Yılda bir kez yapılan bu etkinliklerde hakikaten bambaşka bir vizyon vardı ve bu vizyonu koyan annemdi.
Hesap kitap insanı
Dedim ya annemin hesabı da çok kuvvetlidir. Hesap makinası pek kullanmazdı. Bileşik faizi kafadan hesaplardı. Birçok rakamı aklında tutardı. Hala da tutar. TC Kimlik No’sunu uzun zamandır ezbere bilir. Hastaneye ya da başka bir yerde sorduklarında duraksamadan ezberden söyleyince ayağa kalıyorlar “teyzeciğim” diye. 2001 yılında çok ağır bir trafik kazası geçirdi. Hastanede ayıldığında birtakım rakamlar söylemeye başlamış. Ablam “ne oluyor anne” deyince “banka hesap numaralarını söylüyorum, bakayım aklım yerinde mi demiş” söylemiş de… “Üniversite okusaydın Hazine Müşteşarı olacak kadındın” derim hep.
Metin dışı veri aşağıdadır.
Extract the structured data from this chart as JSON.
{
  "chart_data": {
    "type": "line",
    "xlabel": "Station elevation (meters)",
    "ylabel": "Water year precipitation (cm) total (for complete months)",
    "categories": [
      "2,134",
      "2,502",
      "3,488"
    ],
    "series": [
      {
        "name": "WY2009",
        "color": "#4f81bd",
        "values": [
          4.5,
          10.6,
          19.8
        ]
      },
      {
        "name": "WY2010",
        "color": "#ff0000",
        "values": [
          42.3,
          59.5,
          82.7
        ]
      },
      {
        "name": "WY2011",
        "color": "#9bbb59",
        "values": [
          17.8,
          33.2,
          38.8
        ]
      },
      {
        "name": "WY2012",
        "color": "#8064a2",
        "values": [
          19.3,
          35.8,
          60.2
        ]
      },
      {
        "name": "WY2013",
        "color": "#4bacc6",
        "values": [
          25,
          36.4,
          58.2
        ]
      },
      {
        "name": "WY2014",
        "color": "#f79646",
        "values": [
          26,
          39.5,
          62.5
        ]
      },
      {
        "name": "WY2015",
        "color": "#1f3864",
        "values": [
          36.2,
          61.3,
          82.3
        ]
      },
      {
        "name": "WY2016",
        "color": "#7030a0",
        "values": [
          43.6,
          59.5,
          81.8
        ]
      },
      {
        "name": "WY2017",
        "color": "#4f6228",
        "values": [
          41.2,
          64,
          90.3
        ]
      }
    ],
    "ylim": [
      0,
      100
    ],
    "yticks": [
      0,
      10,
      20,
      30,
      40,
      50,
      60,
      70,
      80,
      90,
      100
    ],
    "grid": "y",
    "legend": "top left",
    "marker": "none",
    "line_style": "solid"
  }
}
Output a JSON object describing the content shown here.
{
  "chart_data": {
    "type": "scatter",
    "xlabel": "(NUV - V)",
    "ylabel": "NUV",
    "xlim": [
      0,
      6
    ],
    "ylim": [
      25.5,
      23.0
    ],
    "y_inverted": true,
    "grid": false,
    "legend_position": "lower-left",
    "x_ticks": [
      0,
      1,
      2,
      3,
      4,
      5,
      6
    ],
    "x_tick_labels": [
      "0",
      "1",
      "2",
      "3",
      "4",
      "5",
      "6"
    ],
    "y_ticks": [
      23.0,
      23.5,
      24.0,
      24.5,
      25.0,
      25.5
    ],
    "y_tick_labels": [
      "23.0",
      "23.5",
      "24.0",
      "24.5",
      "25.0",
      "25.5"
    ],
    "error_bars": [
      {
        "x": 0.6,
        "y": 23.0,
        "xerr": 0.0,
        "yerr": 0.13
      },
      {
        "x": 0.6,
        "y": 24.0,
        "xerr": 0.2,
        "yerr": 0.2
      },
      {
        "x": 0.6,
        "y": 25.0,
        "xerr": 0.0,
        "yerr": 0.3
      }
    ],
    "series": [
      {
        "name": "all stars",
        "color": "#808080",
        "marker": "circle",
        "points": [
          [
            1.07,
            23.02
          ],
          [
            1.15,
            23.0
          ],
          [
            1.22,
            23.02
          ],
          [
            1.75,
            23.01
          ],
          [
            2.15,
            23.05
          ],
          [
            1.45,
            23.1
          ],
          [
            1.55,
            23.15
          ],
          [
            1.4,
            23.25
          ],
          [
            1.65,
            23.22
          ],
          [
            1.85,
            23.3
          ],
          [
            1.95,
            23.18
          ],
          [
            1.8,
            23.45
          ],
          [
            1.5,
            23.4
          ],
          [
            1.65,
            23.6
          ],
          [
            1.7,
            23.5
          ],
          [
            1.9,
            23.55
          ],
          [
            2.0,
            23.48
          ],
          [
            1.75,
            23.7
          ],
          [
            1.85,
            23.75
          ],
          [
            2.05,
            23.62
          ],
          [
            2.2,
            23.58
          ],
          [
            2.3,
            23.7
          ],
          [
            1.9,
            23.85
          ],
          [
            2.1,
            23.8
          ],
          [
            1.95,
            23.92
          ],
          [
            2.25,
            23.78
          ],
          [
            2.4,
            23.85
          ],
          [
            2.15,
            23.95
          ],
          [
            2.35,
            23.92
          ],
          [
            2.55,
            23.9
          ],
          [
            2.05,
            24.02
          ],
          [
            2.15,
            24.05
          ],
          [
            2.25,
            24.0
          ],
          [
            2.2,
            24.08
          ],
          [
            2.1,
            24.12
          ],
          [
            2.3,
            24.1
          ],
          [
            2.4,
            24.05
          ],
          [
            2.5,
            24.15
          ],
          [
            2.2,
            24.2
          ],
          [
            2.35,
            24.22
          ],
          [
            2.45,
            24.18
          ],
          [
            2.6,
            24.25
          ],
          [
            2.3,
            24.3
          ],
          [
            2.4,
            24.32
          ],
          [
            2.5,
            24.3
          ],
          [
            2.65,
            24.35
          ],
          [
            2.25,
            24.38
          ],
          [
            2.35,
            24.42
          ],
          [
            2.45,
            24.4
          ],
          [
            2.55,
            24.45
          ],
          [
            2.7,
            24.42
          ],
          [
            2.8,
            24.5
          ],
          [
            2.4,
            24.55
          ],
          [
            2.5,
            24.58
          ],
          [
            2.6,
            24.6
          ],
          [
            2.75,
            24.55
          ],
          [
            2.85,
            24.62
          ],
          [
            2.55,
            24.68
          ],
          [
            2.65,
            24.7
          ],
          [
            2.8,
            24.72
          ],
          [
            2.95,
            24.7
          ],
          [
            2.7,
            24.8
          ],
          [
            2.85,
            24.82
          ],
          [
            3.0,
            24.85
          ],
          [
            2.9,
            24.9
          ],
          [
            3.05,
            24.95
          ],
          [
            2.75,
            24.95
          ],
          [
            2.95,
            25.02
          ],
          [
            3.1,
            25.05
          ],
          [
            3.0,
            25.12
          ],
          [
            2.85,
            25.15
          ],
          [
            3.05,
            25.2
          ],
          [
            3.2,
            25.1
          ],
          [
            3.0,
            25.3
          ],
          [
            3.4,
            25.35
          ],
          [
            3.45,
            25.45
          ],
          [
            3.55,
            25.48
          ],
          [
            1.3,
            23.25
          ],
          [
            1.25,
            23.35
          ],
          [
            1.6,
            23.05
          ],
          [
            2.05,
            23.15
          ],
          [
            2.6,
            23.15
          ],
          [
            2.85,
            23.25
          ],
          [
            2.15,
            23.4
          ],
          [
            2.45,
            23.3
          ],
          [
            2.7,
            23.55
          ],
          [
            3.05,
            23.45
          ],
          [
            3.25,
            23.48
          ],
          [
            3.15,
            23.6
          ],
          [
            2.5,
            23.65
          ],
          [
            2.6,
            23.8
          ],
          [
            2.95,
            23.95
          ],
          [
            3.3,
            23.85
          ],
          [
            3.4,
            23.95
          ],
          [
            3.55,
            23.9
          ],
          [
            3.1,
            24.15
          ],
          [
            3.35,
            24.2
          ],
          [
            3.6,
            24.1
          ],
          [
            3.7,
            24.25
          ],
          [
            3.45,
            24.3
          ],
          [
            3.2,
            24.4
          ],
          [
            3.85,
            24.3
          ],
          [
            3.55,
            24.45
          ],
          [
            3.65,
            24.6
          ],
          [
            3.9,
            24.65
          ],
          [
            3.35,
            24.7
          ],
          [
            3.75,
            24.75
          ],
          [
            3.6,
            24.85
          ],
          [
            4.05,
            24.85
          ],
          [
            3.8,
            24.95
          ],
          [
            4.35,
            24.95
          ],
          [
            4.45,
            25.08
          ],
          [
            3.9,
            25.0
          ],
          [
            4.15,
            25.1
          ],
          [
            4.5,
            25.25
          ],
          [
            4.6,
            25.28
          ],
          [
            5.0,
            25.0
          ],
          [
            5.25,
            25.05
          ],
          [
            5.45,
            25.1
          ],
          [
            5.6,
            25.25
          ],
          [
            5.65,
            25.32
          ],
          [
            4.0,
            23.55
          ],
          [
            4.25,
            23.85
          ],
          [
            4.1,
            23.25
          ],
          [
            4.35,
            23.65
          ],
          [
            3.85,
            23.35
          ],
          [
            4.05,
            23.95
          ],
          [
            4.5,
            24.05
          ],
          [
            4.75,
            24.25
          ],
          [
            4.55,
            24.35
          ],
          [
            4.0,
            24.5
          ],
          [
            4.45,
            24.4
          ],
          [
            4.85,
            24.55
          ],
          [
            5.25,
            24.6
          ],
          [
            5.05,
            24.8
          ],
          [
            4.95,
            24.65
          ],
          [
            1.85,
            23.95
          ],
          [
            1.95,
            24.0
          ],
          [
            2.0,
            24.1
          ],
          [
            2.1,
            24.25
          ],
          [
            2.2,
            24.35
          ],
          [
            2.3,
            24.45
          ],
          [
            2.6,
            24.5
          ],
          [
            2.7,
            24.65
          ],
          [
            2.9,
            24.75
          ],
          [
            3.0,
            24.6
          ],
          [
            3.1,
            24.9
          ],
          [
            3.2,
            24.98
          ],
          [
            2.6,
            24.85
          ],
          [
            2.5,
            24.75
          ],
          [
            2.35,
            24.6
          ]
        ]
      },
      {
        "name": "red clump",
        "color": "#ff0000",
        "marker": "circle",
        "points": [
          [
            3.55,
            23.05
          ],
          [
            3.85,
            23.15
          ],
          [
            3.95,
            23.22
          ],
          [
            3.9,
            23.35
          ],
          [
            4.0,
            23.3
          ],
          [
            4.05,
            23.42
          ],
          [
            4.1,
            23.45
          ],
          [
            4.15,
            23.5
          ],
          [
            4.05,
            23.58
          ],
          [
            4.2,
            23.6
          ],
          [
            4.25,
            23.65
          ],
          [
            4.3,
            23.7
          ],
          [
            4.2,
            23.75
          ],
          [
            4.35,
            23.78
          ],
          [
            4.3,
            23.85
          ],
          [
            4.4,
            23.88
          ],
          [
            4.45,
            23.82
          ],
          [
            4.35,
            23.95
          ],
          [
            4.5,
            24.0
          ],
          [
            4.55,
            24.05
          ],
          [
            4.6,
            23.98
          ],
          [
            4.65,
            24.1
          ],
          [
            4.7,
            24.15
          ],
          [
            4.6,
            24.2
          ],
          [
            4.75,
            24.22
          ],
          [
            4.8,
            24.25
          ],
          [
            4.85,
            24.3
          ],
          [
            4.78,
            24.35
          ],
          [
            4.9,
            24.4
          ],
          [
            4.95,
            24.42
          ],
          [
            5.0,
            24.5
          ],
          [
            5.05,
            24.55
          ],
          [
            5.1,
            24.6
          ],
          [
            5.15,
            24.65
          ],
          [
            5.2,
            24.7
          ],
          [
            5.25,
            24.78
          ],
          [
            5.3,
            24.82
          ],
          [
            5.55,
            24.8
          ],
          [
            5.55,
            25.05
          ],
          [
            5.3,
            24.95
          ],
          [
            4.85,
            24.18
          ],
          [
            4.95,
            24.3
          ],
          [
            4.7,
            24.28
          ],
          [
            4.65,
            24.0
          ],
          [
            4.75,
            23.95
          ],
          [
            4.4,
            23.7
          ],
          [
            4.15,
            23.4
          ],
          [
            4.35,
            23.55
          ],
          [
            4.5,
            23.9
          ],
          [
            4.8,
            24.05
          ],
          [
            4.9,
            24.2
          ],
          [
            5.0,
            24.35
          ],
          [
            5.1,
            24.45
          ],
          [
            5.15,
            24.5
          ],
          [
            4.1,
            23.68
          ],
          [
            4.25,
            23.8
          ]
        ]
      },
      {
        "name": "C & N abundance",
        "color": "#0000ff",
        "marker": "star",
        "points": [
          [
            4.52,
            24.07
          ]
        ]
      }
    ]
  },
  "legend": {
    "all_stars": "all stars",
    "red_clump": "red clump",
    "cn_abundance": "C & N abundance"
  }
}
Annem yeni şeyler öğrenmekten, uygulamaktan keyif alır. İlk akıllı telefonlarla whatsapp’tan yazıp konuşmayı keşfettiğinde çok da eğlenceli emoji kullanmaya başladı. Fotoğraf ya da film çekip whatsapp’tan gönderiyor uzun zamandır. Zaten bulmaca, sudoku oynardı, şimdi mahjong oynamayı seviyor. “4 buçuk dakikalık oyunu 2 buçuk dakikada bitiriyorum”, dedi akşam fesleğen pestolu burgu makarnamızı yerken. Google’dan mikrofonla arama yapmaya ailede ilk o başladı. İnternet bankacılığını ve alışveriş sitelerini kullanmak, TV dizilerini kaydetmek çok uzun süredir yaptığı şeyler. Netflix de izliyor artık. Dizileri sabah kahvaltıda öyle bir anlatır ki, seyretsen o kadar detay göremezsin. Crown’a benden sonra başlayıp benden önce bitirdi. Her sabah sahne sahne anlatırken, bir de kendi tanıklıklarını ekledi. Yani dönemin gazetelerinde, dergilerinde Kraliyet Ailesi hakkında okuduklarıyla zenginleştirerek anlattı.
Sosyal medyayı bizim şifrelerle takip eder, ablamı ve beni dikkatle okur. Facebook’ta akrabalara yorum yazmak istediğinde mesajını yazar ve altına kendi ismini ilave eder. Geçenlerde Facebook’u kurcalarken kendine hesap açtığını farkedip bırakmış. “Anne şu hesabı kullan işte” diyorum, istemiyor. “Böyle iyi” diyor.
Biz de iyiyiz böyle Annem, daha o kadar çok anlatabilirim ki seni…
Ama pestolu nefis makarnanın tadı gibi kalsın damağımızda bu yazı.